The New G3: Can LG’s Latest Really Kill the Galaxy S5?
Just a few short months after the release of the G2, LG is back with a brand-new flagship device. The G3 has been leaked more extensively than any other phone in recent memory, but the leaks don’t distract from what might be the best oversized Android smartphone ever made.
As with last year’s model, the LG G3 features top-of-the-line specifications. At 5.5 inches, the G3 towers over its competition, making a strong case for the ever-increasing size of the flagship smartphone. Inside, the G3 contains a quad-core Snapdragon 801 processor, 3 GB of RAM and 32 GB of internal storage.
The one thing LG seems to do better than any other Android phone maker is making an outstanding display.
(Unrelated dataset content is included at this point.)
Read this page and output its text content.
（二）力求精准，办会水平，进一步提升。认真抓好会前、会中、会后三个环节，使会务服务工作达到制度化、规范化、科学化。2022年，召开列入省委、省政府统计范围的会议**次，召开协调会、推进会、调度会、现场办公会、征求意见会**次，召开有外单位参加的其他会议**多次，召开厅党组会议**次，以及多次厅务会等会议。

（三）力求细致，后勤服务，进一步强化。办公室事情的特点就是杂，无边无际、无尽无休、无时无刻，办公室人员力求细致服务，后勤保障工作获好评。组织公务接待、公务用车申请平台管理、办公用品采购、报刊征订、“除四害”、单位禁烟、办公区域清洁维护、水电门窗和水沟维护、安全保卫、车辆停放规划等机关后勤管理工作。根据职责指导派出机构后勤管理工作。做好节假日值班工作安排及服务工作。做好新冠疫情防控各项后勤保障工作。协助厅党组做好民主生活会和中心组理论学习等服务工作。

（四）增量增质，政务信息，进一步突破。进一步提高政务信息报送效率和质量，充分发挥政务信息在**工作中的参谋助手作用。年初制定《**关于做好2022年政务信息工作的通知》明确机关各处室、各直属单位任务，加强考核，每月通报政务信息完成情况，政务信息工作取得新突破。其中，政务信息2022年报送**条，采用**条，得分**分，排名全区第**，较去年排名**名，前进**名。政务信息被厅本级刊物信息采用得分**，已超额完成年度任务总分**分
Once again, you’ll be hard-pressed to find a more stunningly bright, attractive screen than the one LG has placed in the G3. Trumping the Galaxy S5 (and just about every other Android phone on the market), the G3’s enormous 5.5-inch IPS LCD panel packs a resolution of 2560 × 1440 — that’s true quad HD. My seemingly ancient iPhone 5 couldn’t have looked any duller sitting next to the G3.
The additional 1 GB of RAM has made the G3 even faster than the G2, an already speedy device. Apps opened as quickly as I could tap on them, and the phone unlocked with a smooth animation every time.
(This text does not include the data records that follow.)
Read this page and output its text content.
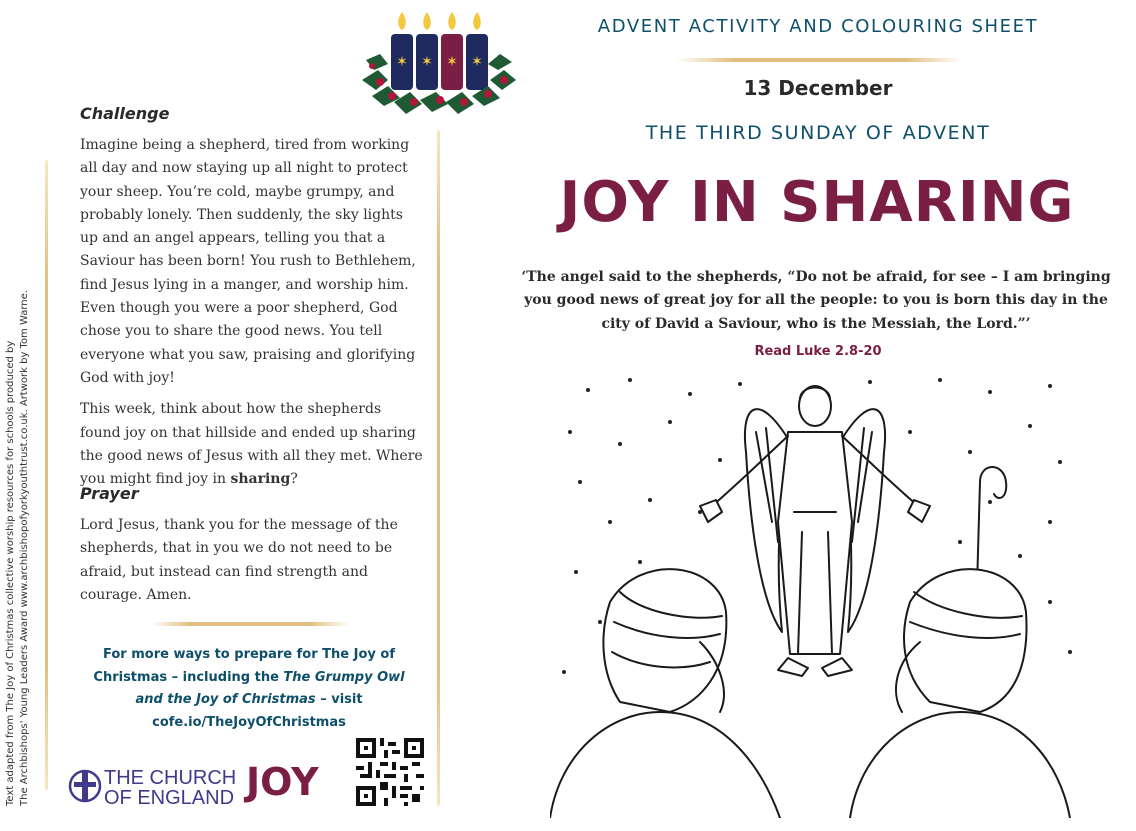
Text adapted from The Joy of Christmas collective worship resources for schools produced by The Archbishops' Young Leaders Award www.archbishopofyorkyouthtrust.co.uk. Artwork by Tom Warne.
✶ ✶ ✶ ✶
Challenge

Imagine being a shepherd, tired from working all day and now staying up all night to protect your sheep. You’re cold, maybe grumpy, and probably lonely. Then suddenly, the sky lights up and an angel appears, telling you that a Saviour has been born! You rush to Bethlehem, find Jesus lying in a manger, and worship him. Even though you were a poor shepherd, God chose you to share the good news. You tell everyone what you saw, praising and glorifying God with joy!

This week, think about how the shepherds found joy on that hillside and ended up sharing the good news of Jesus with all they met. Where you might find joy in sharing?

Prayer
Lord Jesus, thank you for the message of the shepherds, that in you we do not need to be afraid, but instead can find strength and courage. Amen.
For more ways to prepare for The Joy of Christmas – including the The Grumpy Owl and the Joy of Christmas – visit
cofe.io/TheJoyOfChristmas
THE CHURCH
OF ENGLAND JOY
ADVENT ACTIVITY AND COLOURING SHEET
13 December
THE THIRD SUNDAY OF ADVENT
JOY IN SHARING
‘The angel said to the shepherds, “Do not be afraid, for see – I am bringing you good news of great joy for all the people: to you is born this day in the city of David a Saviour, who is the Messiah, the Lord.”’
Read Luke 2.8-20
If you read our impressions of the G2 from late last year, you’ll remember how distracting the kitchen sink approach LG took to software was. As the issue has only gotten worse on many recent devices, I was apprehensive about the G3, but the software suite available on the demo devices was surprisingly tame.
LG focused on three specific software features during its presentation: Knock Code, Smart Notice, and Smart Keyboard.
Knock Code is a novel take on the lock screen, splitting the phone’s display into four quadrants in which to craft a code that might be slightly less decipherable than a typical numeric code.
Smart Notice is LG’s subdued personal assistant, less flashy than Cortana or Siri, but about as effective. Smart Notice basically picks up the slack for everything Google Now doesn’t do.
Smart Keyboard brings a few improvements to the smartphone keyboard, such as allowing you to select predictive text by swiping up on the keyboard or edit messages by holding down on the space bar and sliding left or right to move between letters. Any change to something we use as often as our keyboard will take some getting used to, but these additions could theoretically speed up your typing.